• zoj 1375||poj 1230(贪心)


    Pass-Muraille

    Time Limit: 2 Seconds      Memory Limit: 65536 KB

    In modern day magic shows, passing through walls is very popular in which a magician performer passes through several walls in a predesigned stage show. The wall-passer (Pass-Muraille) has a limited wall-passing energy to pass through at most k walls in each wall-passing show. The walls are placed on a grid-like area. An example is shown in Figure 1, where the land is viewed from above. All the walls have unit widths, but different lengths. You may assume that no grid cell belongs to two or more walls. A spectator chooses a column of the grid.
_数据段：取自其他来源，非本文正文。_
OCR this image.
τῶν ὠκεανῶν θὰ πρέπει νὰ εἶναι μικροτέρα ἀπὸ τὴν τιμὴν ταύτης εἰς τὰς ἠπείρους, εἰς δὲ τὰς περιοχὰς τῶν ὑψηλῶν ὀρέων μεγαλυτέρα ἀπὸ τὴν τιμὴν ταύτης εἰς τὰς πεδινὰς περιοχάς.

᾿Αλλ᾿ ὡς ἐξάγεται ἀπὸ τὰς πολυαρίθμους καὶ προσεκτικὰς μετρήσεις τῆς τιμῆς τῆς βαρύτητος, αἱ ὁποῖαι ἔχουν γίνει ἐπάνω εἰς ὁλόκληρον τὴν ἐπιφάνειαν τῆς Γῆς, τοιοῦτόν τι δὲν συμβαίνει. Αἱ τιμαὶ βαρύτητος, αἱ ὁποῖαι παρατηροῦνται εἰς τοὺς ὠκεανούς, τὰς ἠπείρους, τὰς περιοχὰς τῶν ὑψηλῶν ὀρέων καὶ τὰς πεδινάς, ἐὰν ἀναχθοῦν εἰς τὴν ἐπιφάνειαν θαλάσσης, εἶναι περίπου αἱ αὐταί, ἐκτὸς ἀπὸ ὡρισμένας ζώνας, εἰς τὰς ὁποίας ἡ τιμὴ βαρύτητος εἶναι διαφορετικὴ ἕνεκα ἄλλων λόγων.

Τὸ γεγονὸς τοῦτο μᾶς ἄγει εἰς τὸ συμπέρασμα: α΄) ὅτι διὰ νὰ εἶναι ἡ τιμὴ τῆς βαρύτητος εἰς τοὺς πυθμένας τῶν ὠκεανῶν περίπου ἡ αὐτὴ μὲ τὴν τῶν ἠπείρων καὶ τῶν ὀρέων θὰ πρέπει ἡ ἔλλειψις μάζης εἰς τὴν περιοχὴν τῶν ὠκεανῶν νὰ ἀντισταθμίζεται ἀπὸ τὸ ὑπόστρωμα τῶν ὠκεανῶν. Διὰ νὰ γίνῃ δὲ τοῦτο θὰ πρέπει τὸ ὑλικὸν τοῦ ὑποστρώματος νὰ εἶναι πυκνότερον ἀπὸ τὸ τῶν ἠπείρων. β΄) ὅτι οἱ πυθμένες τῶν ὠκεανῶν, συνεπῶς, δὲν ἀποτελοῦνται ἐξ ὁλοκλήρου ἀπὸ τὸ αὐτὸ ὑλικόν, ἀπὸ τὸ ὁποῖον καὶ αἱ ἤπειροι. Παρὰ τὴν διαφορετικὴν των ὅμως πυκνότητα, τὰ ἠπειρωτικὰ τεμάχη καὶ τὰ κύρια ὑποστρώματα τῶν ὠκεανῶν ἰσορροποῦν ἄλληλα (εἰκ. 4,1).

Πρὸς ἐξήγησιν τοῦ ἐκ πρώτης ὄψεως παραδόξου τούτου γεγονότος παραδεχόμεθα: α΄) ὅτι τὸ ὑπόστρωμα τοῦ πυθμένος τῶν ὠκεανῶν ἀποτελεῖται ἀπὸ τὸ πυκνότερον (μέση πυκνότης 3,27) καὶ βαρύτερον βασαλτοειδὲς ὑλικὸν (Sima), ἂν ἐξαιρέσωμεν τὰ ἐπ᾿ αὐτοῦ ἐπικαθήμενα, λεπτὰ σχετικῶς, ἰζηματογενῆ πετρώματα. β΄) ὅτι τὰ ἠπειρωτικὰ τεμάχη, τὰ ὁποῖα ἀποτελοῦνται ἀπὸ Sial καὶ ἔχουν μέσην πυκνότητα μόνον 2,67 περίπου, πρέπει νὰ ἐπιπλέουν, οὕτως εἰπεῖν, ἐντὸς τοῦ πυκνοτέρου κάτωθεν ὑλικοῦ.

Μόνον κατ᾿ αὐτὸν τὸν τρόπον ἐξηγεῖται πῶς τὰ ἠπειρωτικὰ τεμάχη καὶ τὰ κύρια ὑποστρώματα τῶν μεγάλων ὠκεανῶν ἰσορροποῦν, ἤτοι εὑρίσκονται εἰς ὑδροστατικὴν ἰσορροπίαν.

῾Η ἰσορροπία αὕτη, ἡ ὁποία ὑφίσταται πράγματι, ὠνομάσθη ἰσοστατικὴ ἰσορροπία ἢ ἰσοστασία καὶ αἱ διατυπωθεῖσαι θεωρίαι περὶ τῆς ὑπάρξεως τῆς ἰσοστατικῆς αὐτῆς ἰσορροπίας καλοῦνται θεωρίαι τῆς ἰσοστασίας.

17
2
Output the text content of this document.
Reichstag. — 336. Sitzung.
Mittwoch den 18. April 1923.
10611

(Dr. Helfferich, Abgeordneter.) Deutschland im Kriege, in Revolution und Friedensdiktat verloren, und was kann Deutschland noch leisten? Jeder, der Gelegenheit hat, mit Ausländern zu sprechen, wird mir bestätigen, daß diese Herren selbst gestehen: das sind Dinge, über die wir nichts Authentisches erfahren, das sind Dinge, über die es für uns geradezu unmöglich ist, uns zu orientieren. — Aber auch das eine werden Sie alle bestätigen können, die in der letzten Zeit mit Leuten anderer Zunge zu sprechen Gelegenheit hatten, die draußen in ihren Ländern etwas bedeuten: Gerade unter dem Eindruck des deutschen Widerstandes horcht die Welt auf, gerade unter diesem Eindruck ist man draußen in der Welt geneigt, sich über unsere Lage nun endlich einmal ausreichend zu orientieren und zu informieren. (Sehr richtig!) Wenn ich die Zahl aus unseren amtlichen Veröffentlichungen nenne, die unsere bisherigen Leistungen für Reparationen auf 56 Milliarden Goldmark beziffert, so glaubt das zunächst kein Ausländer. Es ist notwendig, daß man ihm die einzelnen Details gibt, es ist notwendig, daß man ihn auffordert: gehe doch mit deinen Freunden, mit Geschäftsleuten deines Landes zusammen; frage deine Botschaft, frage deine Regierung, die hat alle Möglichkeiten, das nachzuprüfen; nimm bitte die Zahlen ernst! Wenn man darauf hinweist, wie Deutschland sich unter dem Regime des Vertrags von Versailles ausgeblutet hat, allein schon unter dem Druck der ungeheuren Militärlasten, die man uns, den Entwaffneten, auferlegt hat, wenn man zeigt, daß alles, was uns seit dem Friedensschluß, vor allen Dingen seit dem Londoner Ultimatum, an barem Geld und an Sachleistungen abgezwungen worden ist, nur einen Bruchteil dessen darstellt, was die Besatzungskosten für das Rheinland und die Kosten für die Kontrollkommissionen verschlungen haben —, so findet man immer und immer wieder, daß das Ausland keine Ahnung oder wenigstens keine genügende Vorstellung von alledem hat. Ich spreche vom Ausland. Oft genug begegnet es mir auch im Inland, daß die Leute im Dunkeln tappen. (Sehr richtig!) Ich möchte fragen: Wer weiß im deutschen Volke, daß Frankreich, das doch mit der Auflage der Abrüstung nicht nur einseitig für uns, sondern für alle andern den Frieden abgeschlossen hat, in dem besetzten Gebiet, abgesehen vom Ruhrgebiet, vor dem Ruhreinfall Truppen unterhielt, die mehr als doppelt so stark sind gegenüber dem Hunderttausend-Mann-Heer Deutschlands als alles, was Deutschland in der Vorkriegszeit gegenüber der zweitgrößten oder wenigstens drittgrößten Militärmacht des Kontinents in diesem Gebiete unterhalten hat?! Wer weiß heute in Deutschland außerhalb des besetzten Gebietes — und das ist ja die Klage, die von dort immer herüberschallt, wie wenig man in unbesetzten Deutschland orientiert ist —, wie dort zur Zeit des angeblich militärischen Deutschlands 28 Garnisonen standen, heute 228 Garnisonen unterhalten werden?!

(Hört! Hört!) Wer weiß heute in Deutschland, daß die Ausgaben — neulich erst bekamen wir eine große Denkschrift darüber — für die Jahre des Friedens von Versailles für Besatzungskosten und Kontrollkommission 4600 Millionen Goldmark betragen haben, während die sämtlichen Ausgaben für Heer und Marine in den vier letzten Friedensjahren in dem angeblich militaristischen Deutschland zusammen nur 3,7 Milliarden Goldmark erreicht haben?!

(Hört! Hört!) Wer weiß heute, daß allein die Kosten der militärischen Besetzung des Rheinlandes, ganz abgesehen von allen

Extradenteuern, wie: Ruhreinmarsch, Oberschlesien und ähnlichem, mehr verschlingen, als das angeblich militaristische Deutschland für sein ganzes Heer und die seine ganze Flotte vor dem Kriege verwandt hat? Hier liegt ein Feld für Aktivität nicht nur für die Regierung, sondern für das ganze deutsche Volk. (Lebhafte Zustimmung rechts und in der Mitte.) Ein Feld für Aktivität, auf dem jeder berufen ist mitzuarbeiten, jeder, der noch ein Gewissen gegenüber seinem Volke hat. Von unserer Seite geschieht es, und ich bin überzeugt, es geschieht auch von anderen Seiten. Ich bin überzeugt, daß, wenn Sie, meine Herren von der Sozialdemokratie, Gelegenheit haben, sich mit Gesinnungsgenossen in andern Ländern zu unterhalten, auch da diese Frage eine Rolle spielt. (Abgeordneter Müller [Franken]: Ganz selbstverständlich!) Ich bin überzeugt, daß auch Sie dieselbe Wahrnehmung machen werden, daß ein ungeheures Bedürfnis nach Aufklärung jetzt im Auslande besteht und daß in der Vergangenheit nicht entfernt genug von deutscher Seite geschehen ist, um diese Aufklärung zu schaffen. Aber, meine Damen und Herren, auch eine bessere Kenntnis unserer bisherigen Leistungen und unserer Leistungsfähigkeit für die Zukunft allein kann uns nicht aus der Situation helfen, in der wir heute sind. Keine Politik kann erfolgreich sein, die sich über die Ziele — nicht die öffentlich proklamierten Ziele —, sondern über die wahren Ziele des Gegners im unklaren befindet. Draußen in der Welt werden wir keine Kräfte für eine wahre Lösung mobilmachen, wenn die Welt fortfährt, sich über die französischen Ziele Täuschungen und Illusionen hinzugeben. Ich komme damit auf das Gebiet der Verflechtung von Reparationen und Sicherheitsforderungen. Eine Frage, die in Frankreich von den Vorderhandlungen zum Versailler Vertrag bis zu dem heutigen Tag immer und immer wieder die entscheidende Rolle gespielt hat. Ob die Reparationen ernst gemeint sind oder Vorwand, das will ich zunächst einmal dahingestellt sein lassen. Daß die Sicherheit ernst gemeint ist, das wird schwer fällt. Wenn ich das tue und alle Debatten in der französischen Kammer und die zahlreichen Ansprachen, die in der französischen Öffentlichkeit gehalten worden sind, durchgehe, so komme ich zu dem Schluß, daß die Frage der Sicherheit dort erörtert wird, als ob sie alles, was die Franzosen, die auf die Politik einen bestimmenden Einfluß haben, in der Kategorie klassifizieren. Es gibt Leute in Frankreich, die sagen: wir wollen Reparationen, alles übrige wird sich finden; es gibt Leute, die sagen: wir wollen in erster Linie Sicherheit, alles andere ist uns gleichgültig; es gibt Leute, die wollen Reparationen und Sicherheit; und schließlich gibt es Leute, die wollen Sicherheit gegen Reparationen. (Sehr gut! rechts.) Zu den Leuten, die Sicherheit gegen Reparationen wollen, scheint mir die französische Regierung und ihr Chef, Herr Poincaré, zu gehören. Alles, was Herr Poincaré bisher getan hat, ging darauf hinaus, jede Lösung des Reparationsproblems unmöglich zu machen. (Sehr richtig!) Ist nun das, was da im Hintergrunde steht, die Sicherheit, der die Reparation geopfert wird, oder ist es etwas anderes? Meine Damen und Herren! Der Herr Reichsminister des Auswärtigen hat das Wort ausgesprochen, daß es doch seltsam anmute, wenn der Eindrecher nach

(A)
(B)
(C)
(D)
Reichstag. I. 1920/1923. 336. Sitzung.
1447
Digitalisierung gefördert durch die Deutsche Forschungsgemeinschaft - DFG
Our wall-passer starts from the upper side of the grid and walks along the entire column, passing through every wall in his way to get to the lower side of the grid. If he faces more than k walls when he tries to walk along a column, he would fail presenting a good show. For example, in the wall configuration shown in Figure 1, a wall-passer with k = 3 can pass from the upper side to the lower side choosing any column except column 6.


    Figure 1. Shaded cells represent the walls.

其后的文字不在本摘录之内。